Corriere della Sera, 20 ottobre 2023

Il progetto “The Cagers” voluto fal governo, si svilupperà a Trieste, dove una squadra di detenuti si allenerà per un anno agli ordini di quattro ex cestisti di alto livello. Si chiamerà “The Cagers” - il nome, come vedremo, ci riporta proprio agli albori della pallacanestro - ed è un progetto che ha il sostegno di due Ministeri, quello della Giustizia e quello per lo Sport e i Giovani. Si svilupperà a Trieste, dove una squadra di detenuti si allenerà per un anno agli ordini di quattro ex cestisti di alto livello (due uomini e due donne) che dovranno renderla pronta a scendere sul parquet. I coach che formano questo staff tecnico di alto livello sono Federica Zudetich, Stefano Attruia, Donato Avenia e Francesca Zara. I primi tre si occupano di visionare e arruolare gli aspiranti Cagers, mentre Francesca curerà la preparazione atletica.

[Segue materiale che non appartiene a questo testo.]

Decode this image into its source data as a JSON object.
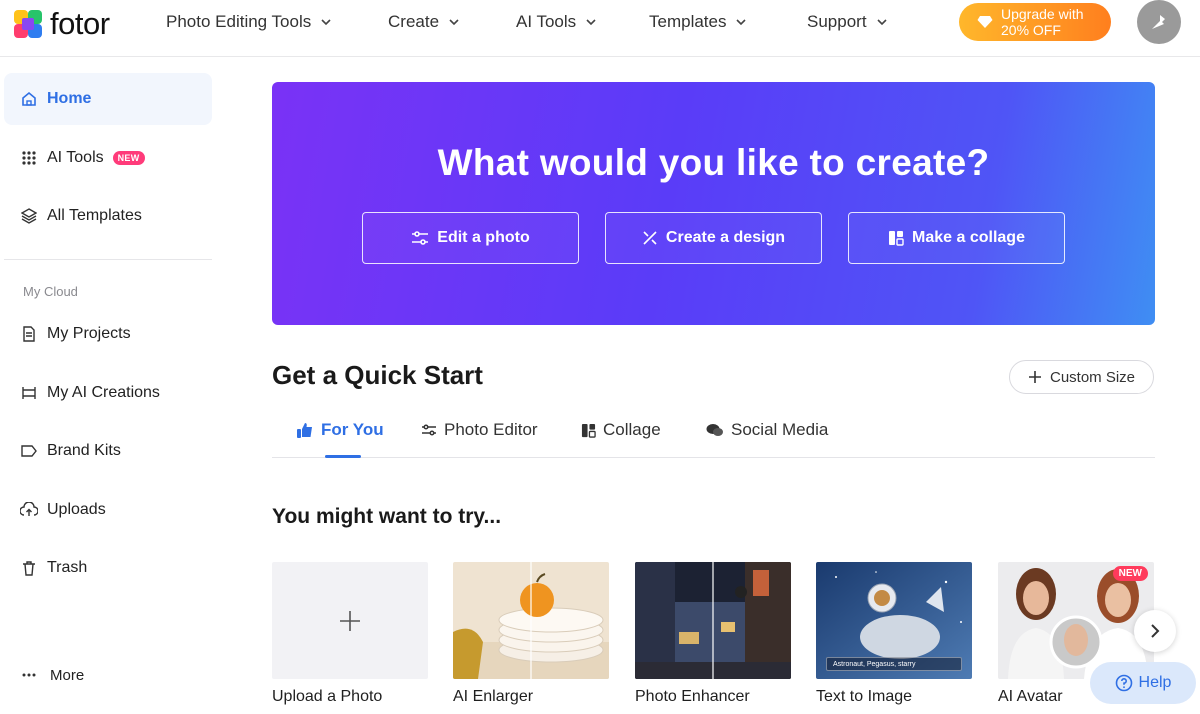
{
  "header": {
    "logo_text": "fotor",
    "nav": [
      {
        "label": "Photo Editing Tools"
      },
      {
        "label": "Create"
      },
      {
        "label": "AI Tools"
      },
      {
        "label": "Templates"
      },
      {
        "label": "Support"
      }
    ],
    "upgrade_line1": "Upgrade with",
    "upgrade_line2": "20% OFF"
  },
  "sidebar": {
    "items": [
      {
        "label": "Home",
        "icon": "home-icon"
      },
      {
        "label": "AI Tools",
        "icon": "grid-dots-icon",
        "badge": "NEW"
      },
      {
        "label": "All Templates",
        "icon": "layers-icon"
      }
    ],
    "section_label": "My Cloud",
    "cloud_items": [
      {
        "label": "My Projects",
        "icon": "document-icon"
      },
      {
        "label": "My AI Creations",
        "icon": "ai-frame-icon"
      },
      {
        "label": "Brand Kits",
        "icon": "tag-icon"
      },
      {
        "label": "Uploads",
        "icon": "cloud-upload-icon"
      },
      {
        "label": "Trash",
        "icon": "trash-icon"
      }
    ],
    "more_label": "More"
  },
  "hero": {
    "title": "What would you like to create?",
    "buttons": [
      {
        "label": "Edit a photo",
        "icon": "sliders-icon"
      },
      {
        "label": "Create a design",
        "icon": "pen-ruler-icon"
      },
      {
        "label": "Make a collage",
        "icon": "collage-icon"
      }
    ]
  },
  "quick_start": {
    "title": "Get a Quick Start",
    "custom_size": "Custom Size",
    "tabs": [
      {
        "label": "For You",
        "icon": "thumbs-up-icon"
      },
      {
        "label": "Photo Editor",
        "icon": "sliders-icon"
      },
      {
        "label": "Collage",
        "icon": "collage-icon"
      },
      {
        "label": "Social Media",
        "icon": "chat-bubbles-icon"
      }
    ]
  },
  "suggestions": {
    "title": "You might want to try...",
    "cards": [
      {
        "label": "Upload a Photo"
      },
      {
        "label": "AI Enlarger"
      },
      {
        "label": "Photo Enhancer"
      },
      {
        "label": "Text to Image",
        "caption": "Astronaut, Pegasus, starry"
      },
      {
        "label": "AI Avatar",
        "badge": "NEW"
      }
    ]
  },
  "help_label": "Help"
}
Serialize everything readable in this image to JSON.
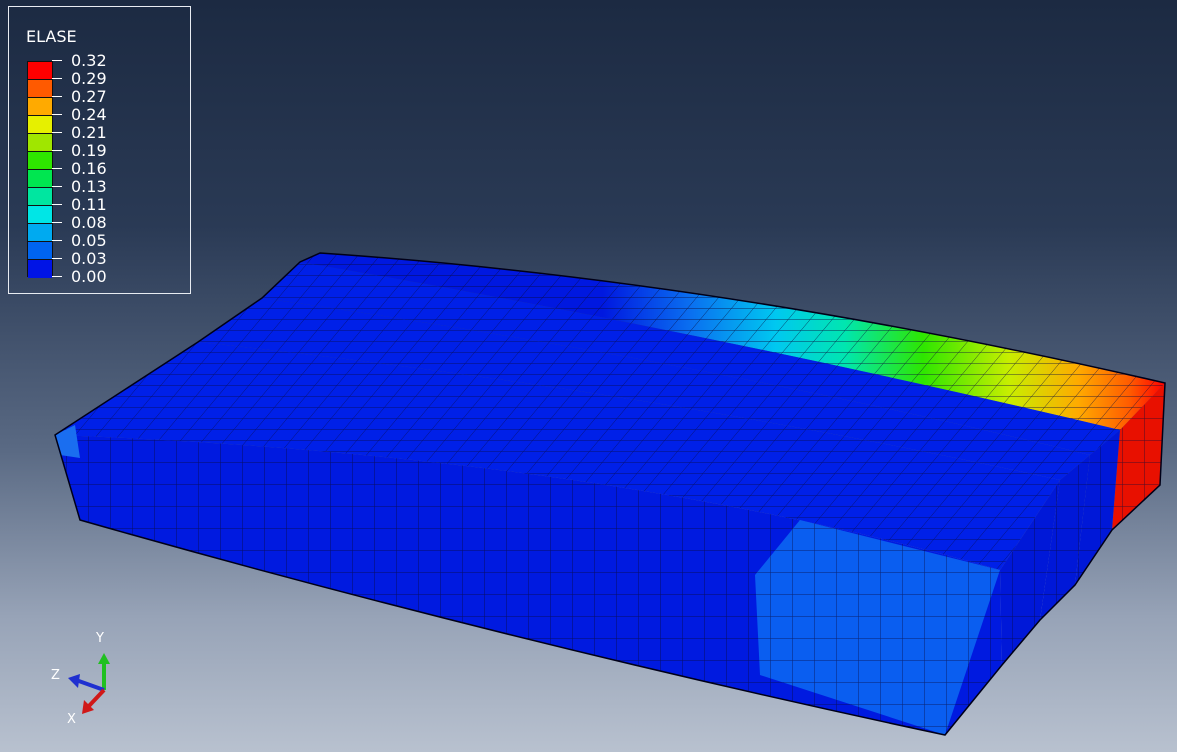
{
  "legend": {
    "title": "ELASE",
    "values": [
      "0.32",
      "0.29",
      "0.27",
      "0.24",
      "0.21",
      "0.19",
      "0.16",
      "0.13",
      "0.11",
      "0.08",
      "0.05",
      "0.03",
      "0.00"
    ],
    "colors": [
      "#ff0000",
      "#ff5a00",
      "#ffaa00",
      "#e6f000",
      "#a0e600",
      "#2ee600",
      "#00e650",
      "#00e6a0",
      "#00e6e6",
      "#00aaf0",
      "#0064f0",
      "#0014e6"
    ]
  },
  "triad": {
    "x_label": "X",
    "y_label": "Y",
    "z_label": "Z"
  }
}
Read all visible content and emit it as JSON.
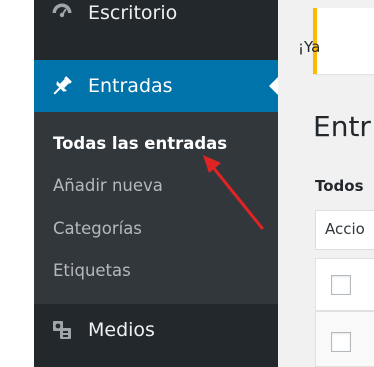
{
  "sidebar": {
    "escritorio": {
      "label": "Escritorio",
      "icon": "dashboard-icon"
    },
    "entradas": {
      "label": "Entradas",
      "icon": "pushpin-icon",
      "state": "current"
    },
    "submenu": [
      {
        "label": "Todas las entradas",
        "current": true
      },
      {
        "label": "Añadir nueva"
      },
      {
        "label": "Categorías"
      },
      {
        "label": "Etiquetas"
      }
    ],
    "medios": {
      "label": "Medios",
      "icon": "media-icon"
    }
  },
  "content": {
    "notice_text": "¡Ya",
    "page_title": "Entr",
    "filter_label": "Todos",
    "bulk_actions_value": "Accio"
  },
  "annotation": {
    "type": "arrow",
    "color": "#e02424",
    "points_to": "Todas las entradas"
  },
  "colors": {
    "sidebar_bg": "#23282d",
    "submenu_bg": "#32373c",
    "active_bg": "#0073aa",
    "notice_border": "#ffb900",
    "content_bg": "#f1f1f1"
  }
}
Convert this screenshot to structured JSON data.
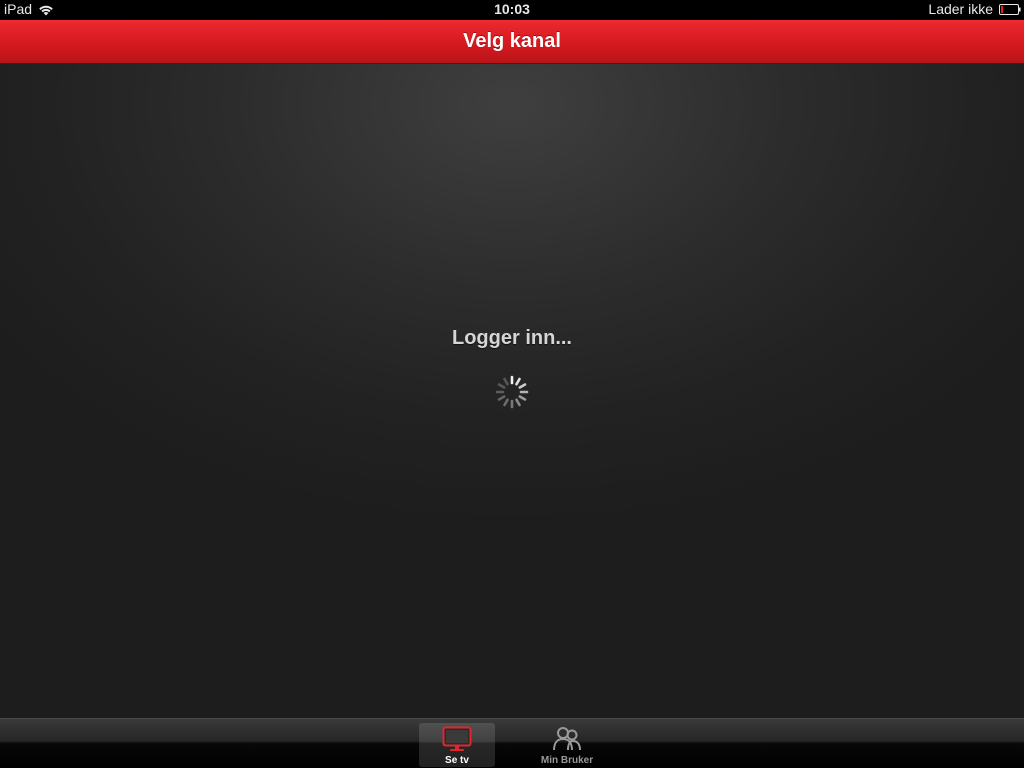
{
  "status_bar": {
    "device": "iPad",
    "time": "10:03",
    "battery_text": "Lader ikke"
  },
  "nav_bar": {
    "title": "Velg kanal"
  },
  "main": {
    "loading_label": "Logger inn...",
    "spinner_icon": "activity-spinner-icon"
  },
  "tab_bar": {
    "tabs": [
      {
        "label": "Se tv",
        "icon": "tv-icon",
        "selected": true
      },
      {
        "label": "Min Bruker",
        "icon": "users-icon",
        "selected": false
      }
    ]
  },
  "colors": {
    "nav_red": "#d81a20",
    "selected_tab_icon": "#e3262c",
    "unselected_tab_icon": "#9a9a9a"
  }
}
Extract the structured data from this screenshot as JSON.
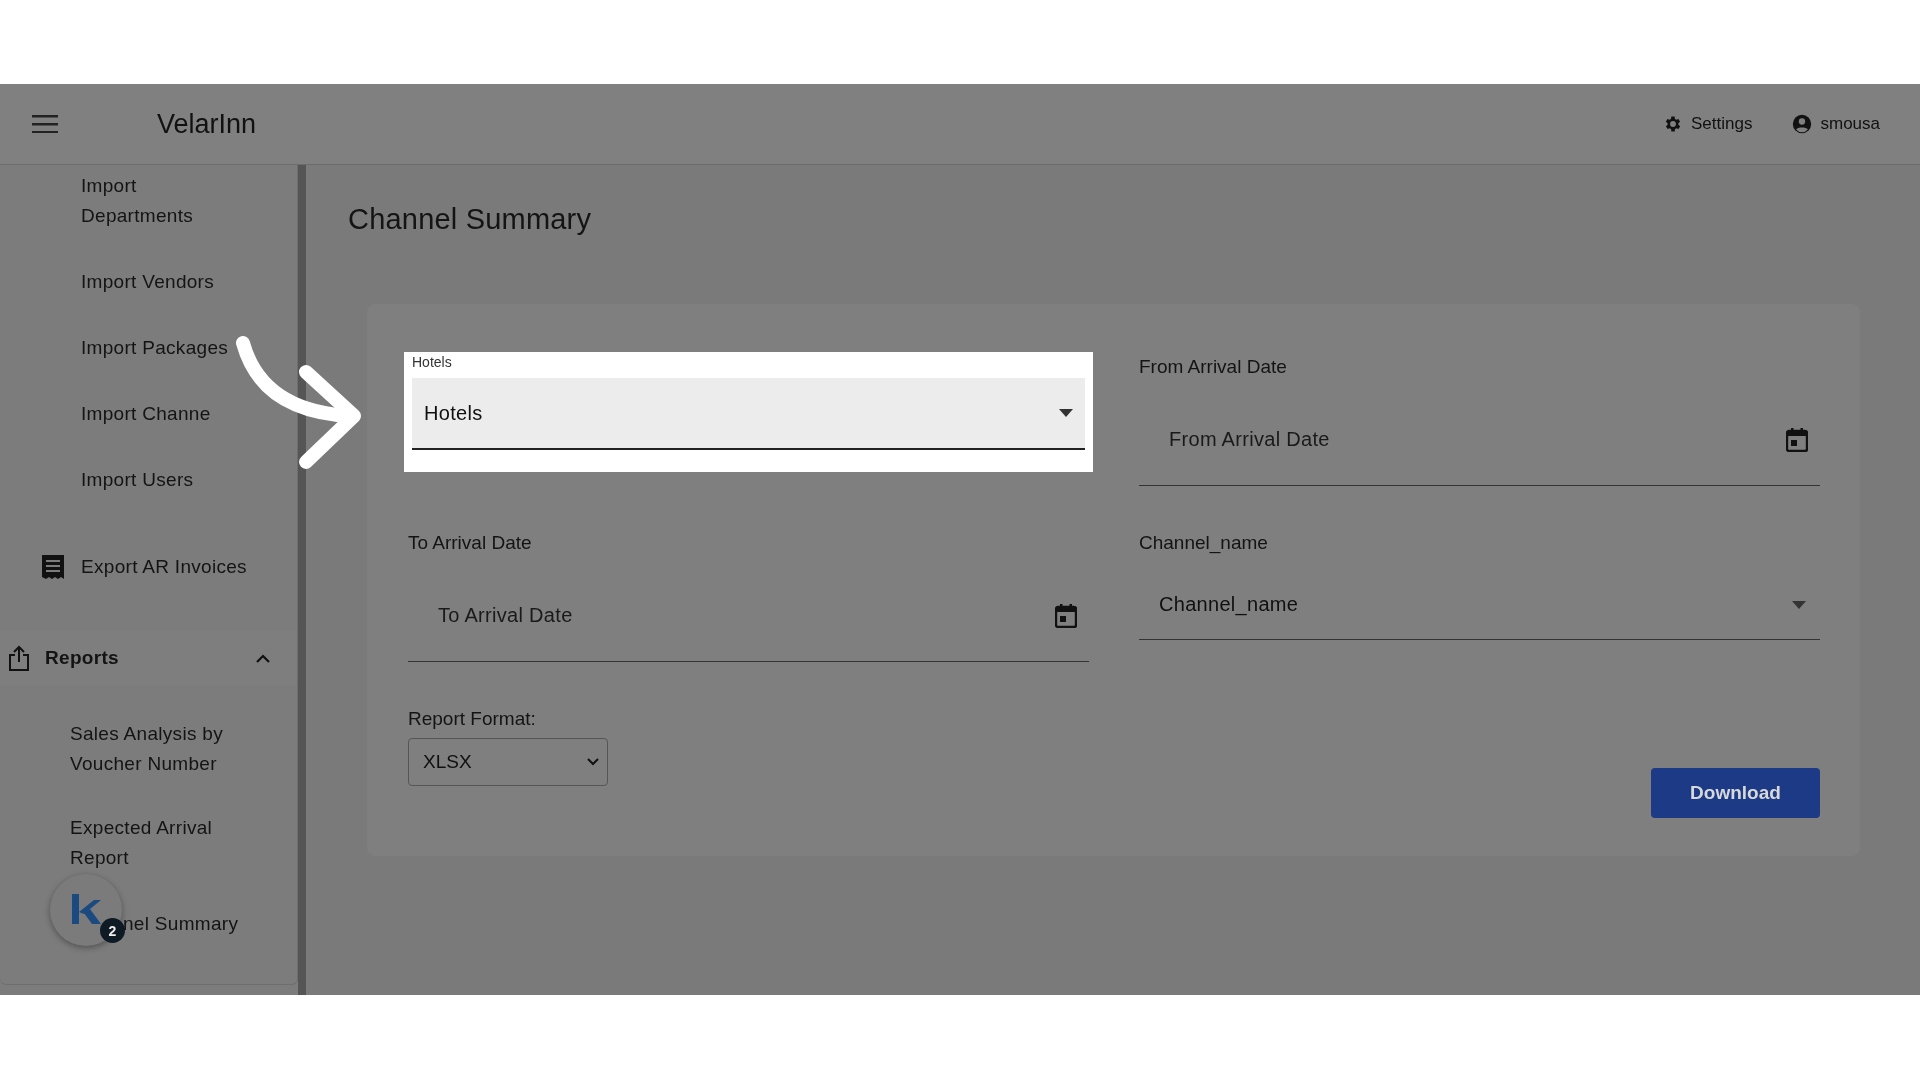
{
  "header": {
    "title": "VelarInn",
    "settings": "Settings",
    "user": "smousa"
  },
  "sidebar": {
    "items": [
      {
        "label": "Import Departments"
      },
      {
        "label": "Import Vendors"
      },
      {
        "label": "Import Packages"
      },
      {
        "label": "Import Channe"
      },
      {
        "label": "Import Users"
      }
    ],
    "export": {
      "label": "Export AR Invoices"
    },
    "reports": {
      "label": "Reports",
      "expanded": true,
      "items": [
        {
          "label": "Sales Analysis by Voucher Number"
        },
        {
          "label": "Expected Arrival Report"
        },
        {
          "label": "nel Summary"
        }
      ]
    }
  },
  "page": {
    "title": "Channel Summary"
  },
  "form": {
    "fields": [
      {
        "kind": "select",
        "label": "Hotels",
        "value": "Hotels",
        "highlighted": true
      },
      {
        "kind": "date",
        "label": "From Arrival Date",
        "placeholder": "From Arrival Date",
        "highlighted": false
      },
      {
        "kind": "date",
        "label": "To Arrival Date",
        "placeholder": "To Arrival Date",
        "highlighted": false
      },
      {
        "kind": "select",
        "label": "Channel_name",
        "value": "Channel_name",
        "highlighted": false
      }
    ],
    "report_format": {
      "label": "Report Format:",
      "value": "XLSX"
    },
    "download": "Download"
  },
  "chat_widget": {
    "badge": "2"
  }
}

I quattro hanno già iniziato a girare le carceri italiane alla ricerca di detenuti/giocatori in grado di “fare squadra”, come si dice in gergo. Tutti gli istituti di pena hanno ricevuto una comunicazione per aprire le porte a questo nuovo progetto inclusivo, di alto spessore sociale che sta coprendo l’Italia, da Nord a Sud, passando per le isole. I primi allenamenti si sono svolti nelle carceri di Piazza Armerina, Caltagirone, Enna, San Cataldo, Vibo Valenzia, Augusta, Catania, Napoli, Volterra, Gorgona, Civitavecchia. E si va avanti con nuove tappe in altri istituti di pena. Qual è la missione? Da un lato portare una ventata di libertà, ma dall’altro - ed è la componente educativa del piano - ricordare che il rispetto delle regole è la base della sua esistenza. Il basket sotto questo aspetto è l’ideale per divulgare il messaggio: è infatti lo sport nel quale il “noi”, inteso come coesione del gruppo, deve sempre essere anteposto all’ “io”. Se alla fine prevarrà la voglia di riscatto di fronte a una sconfitta, quando le porte del carcere si riapriranno anche lo sport avrà contribuito al reinserimento sociale di persone a quel punto completamente nuove.

Sarà Trieste, dicevamo, la sede scelta per la nuova avventura dei Cagers. E di Trieste è proprio Stefano Attruia, 54 anni, uno dei quattro allenatori. “Una volta ero in visita ai detenuti della casa circondariale - racconta l’ex playmaker che ha militato in 14 squadre, tra queste il Real Madrid, e che vanta pure 3 presenze nella Nazionale A - e ad un certo punto ho sentito una voce che mi chiamava: “Stefano!”.

Mi giro e incontro un volto inaspettato con gli occhi di sempre, gli occhi di quando eravamo bambini. Ci siamo tuffati nei ricordi della nostra pallacanestro, le prime partite e i primi ritiri di preparazione in montagna. Il nostro abbraccio muove una sensazione: portare la palla oltre il muro per avvicinare questo contesto alla comunità sociale è una naturale conseguenza. Quello che possiamo fare noi allenatori, dentro e al di là del muro, è metterci al servizio degli altri portando tutto l’amore che abbiamo per questo sport”. Ci saranno altre storie simili, una volta completati gli innesti, che si aggiungeranno a questa. E gli allenatori dovranno anche battere timidezze e scetticismo. Ma una volta costituita, la squadra vivrà un anno senza sconti, con i ritmi tipici di una realtà professionistica: tolta la ruggine alle articolazioni, potenziati i muscoli, imparati gli schemi, dovrà dimostrare di saper stare in campo.

Dicevamo all’inizio che questo progetto ci riporta agli albori del basket. Dopo che James Naismith lo aveva inventato (21 dicembre 1891), le prime sfide furono disputate in una gabbia, in inglese cage. I giornalisti parlavano appunto di “the Cage Game”, “il Gioco della Gabbia”, perché lo scopo delle recinzioni era di proteggere gli sportivi dal lancio di oggetti da parte del pubblico, molto più vicino al campo rispetto ad altri sport (volavano bottiglie, monete, sedie…). Ma la gabbia serviva anche a tutelare i tifosi da giocatori più grandi e grossi del normale e pronti a rispondere alle provocazioni. Vabbé, i tempi sono cambiati e nel caso di questa iniziativa la parola cage si riferisce solo allo stato di reclusione dei giocatori. Ma con la prospettiva, come detto, che anche il basket contribuisca alla loro futura libertà.